En la puesta en escena que hoy vemos en la Sala Nueve Norte, el propio Fermín Cabal se ha encargado de introducir significativas novedades. Ahora no nos encontramos con sucesivos monólogos, magistrales sin duda tomados independientemente uno por uno, pero quizá monótonos en la línea de acción del conjunto de la obra. En la actual representación, el autor y también director de la pieza, ha mezclado las sucesivas intervenciones, acentuando así la naturaleza primigenia de collage que Tejas verdes tuvo desde su origen. Es ahora el collage de un collage, donde con frecuencia los personajes interactúan y las actrices adoptan distintas personalidades. La excelente dirección de Fermín Cabal logra que la línea argumental esté perfectamente clara sin que se pierda en ningún momento el desarrollo de la acción. Pero la pieza gana en dinamismo, en variedad, en contrastes y en implicación emocional del espectador en las vicisitudes representadas y ya no narradas o simplemente referidas. Un título ya clásico de nuestro teatro contemporáneo acaba de ganar un sustancial grado más de intensidad.

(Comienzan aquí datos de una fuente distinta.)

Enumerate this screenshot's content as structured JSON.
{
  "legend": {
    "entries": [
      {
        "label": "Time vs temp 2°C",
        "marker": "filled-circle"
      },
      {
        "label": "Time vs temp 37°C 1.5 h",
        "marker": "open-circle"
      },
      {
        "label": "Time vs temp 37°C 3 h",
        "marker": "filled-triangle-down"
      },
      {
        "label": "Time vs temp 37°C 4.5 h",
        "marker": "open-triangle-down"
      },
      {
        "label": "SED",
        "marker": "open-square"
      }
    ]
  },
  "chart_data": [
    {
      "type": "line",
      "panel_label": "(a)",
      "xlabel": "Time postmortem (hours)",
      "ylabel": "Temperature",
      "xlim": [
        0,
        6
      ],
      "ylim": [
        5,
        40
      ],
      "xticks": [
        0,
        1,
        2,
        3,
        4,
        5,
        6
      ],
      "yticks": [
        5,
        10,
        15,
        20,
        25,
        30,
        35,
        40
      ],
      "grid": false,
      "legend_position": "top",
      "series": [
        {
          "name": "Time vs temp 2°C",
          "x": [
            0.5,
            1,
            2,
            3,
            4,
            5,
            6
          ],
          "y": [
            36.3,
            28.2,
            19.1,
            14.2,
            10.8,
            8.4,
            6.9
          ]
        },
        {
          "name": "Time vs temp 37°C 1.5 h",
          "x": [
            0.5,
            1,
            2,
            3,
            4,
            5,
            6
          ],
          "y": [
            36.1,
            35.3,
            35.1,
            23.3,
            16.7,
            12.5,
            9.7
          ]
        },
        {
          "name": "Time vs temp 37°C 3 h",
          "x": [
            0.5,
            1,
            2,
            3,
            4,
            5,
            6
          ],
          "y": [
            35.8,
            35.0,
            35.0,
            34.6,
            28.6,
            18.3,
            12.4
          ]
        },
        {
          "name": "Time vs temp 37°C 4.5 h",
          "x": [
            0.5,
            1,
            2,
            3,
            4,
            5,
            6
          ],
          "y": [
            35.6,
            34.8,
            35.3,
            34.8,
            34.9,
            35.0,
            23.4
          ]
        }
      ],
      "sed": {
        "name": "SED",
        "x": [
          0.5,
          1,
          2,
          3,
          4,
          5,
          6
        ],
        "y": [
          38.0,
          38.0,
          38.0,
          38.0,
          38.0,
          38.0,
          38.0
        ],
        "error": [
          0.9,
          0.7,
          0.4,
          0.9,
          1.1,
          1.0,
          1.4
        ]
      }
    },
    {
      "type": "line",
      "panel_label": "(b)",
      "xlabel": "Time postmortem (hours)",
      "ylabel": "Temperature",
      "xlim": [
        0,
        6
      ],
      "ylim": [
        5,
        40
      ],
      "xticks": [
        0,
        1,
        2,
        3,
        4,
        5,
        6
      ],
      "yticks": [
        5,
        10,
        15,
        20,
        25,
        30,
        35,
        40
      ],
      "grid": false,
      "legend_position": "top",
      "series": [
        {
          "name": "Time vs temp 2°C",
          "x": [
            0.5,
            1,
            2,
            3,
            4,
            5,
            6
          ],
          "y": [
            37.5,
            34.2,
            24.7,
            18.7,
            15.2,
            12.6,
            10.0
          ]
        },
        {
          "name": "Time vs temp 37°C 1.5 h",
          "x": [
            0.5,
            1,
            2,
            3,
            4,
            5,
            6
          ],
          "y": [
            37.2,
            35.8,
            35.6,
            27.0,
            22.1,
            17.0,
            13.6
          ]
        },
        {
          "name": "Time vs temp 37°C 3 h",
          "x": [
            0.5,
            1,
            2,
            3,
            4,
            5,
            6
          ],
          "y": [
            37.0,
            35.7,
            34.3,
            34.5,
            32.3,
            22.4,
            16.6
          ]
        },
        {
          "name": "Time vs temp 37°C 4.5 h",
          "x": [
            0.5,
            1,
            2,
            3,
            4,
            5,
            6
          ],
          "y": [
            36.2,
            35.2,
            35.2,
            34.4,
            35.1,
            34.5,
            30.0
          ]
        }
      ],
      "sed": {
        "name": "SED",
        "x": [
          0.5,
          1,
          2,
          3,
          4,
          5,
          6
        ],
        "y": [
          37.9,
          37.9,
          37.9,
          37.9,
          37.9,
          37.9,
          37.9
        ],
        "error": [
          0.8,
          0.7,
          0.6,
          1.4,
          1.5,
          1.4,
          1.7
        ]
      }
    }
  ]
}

A grandes rasgos, el otro aspecto destacado en esta puesta en escena es el incremento del contrapunto sarcástico frente al drama trágico de fondo. La autoironía de Fermín Cabal respecto a sí mismo en la propia obra, la desfachatez de la abogada española que defiende los intereses del general Augusto Pinochet, y un más vivo trabajo gestual de Isabel Torrevejano -en sus dos papeles de Abogada y Doctora-, de María Segalerva como Compañera, de María Felices como Enterradora, y de un modo aún más señalado en Nagore Germes como la “Colorina”, remarcan ese humor sarcástico que transmite a la obra mayor profundidad emocional. Particularmente Nagore Germes, cuya vis cómica pudimos apreciar recientemente en Nuestra cocina, encuentra un conseguido punto de equilibrio entre lo trágico y lo sarcástico, lo gestual y la interpretación orgánica desde el interior.
El novedoso baile de todas ellas en la escena final, estilo cabaret, con el trasfondo de los rostros de numerosos presidentes responsables de terrorismo de Estado, es un cáustico broche de oro a la función que acentúa la mordacidad sobre los responsables de la tragedia y le da una proyección universal. Rememoración dramática sin falsos sentimentalismos, causticidad sin frivolidades. Una oportunidad inexcusable para revisitar un clásico contemporáneo con una inyección extra de intensidad dramática y dinamismo.